A discussão sobre o funcionamento da Bolsa de Mercadorias e Futuros (BM&F) revelou a existência de um mercado de hedge (proteção) e dos chamados derivativos que, se por um lado, tem uma organização de primeiro mundo, por outro responde a uma regulação falha e ineficiente da parte da autoridade monetária. O futuro debate sobre o Proer na CPI permitirá análises instrutivas a esse respe ito e abrirá o caminho para o aperfeiçoamento da legislação.
Limite - O episódio da prisão de Francisco Lopes na CPI, por ter se recusado a assinar um documento que o obrigaria a depor contra si próprio - e os fatos que a precederam, como a busca e apreensão em sua sua casa e na do dono do Banco Marka, Salvatore Cacciola, por procuradores da República acompanhados de policiais federais armados - mostraram que a democracia do País ainda se situa em um limite impreciso entre os direitos individuais assegurados pela Constituição, como o da presunção da inocência e o da inviolabilidade do lar, e o desrespeito truculento desses princípios em nome do bem e da virtude.
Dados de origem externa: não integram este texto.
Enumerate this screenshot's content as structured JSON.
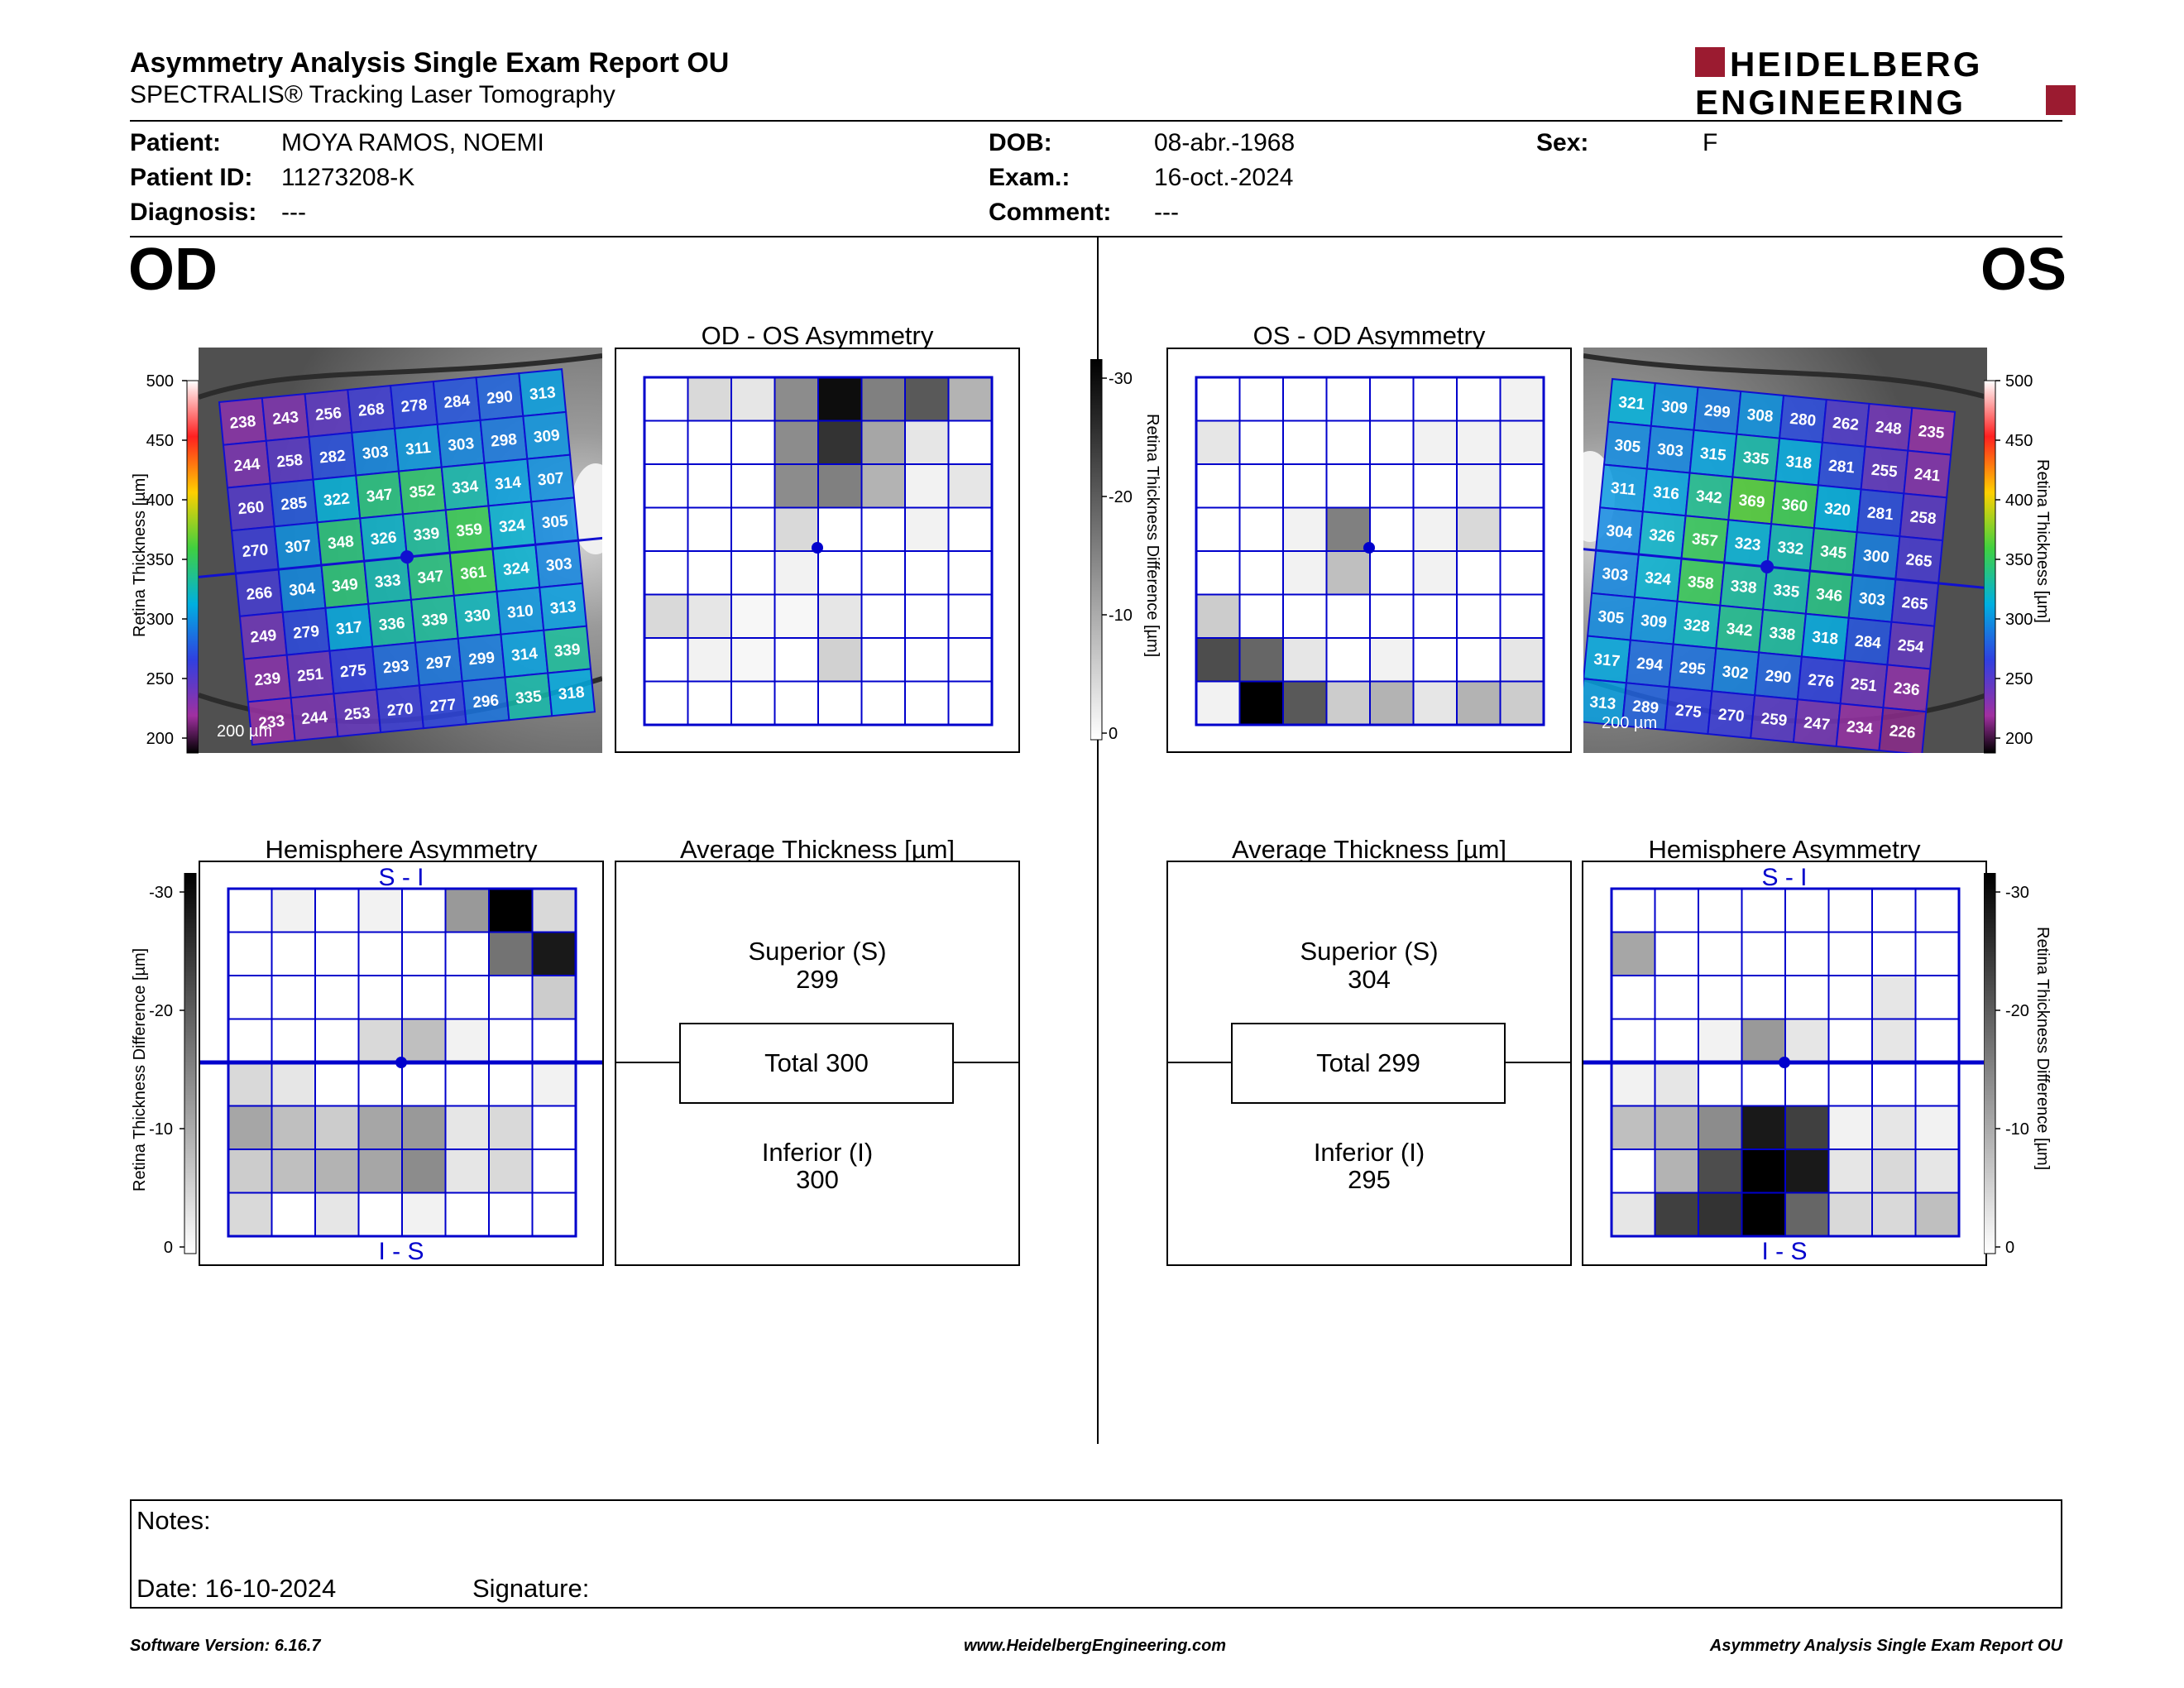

Sem alarde, e depois do habeas-corpus concedido a Lopes pelo Supremo Tribunal Federal (STF), a CPI passou a declarar o direito dos depoentes de se calarem diante de questões que possam ser usadas contra eles um eventual processo criminal futuro. Apesar disso, é provável que o instrumento parlamentar da CPIs mantenha o modus operandi que o tem caracterizado. Isto é, provavelmente os parlamentares continuarão a atuar como atuam os policiais em interrogatórios, que tem transformado essas comissões em espetáculos destinados a moer reputações, sejam ou não culpados os que porventura entram na sua linha de tiro. Por serem inquéritos políticos, elas constroem obviamente resultados políticos, mas seus métodos têm se revelado inadequados para viabilizar punições judiciais exemplares. Por esse motivo, elas continuarão a produzir a sensação popular de que no fundo são fornos de assar pizza.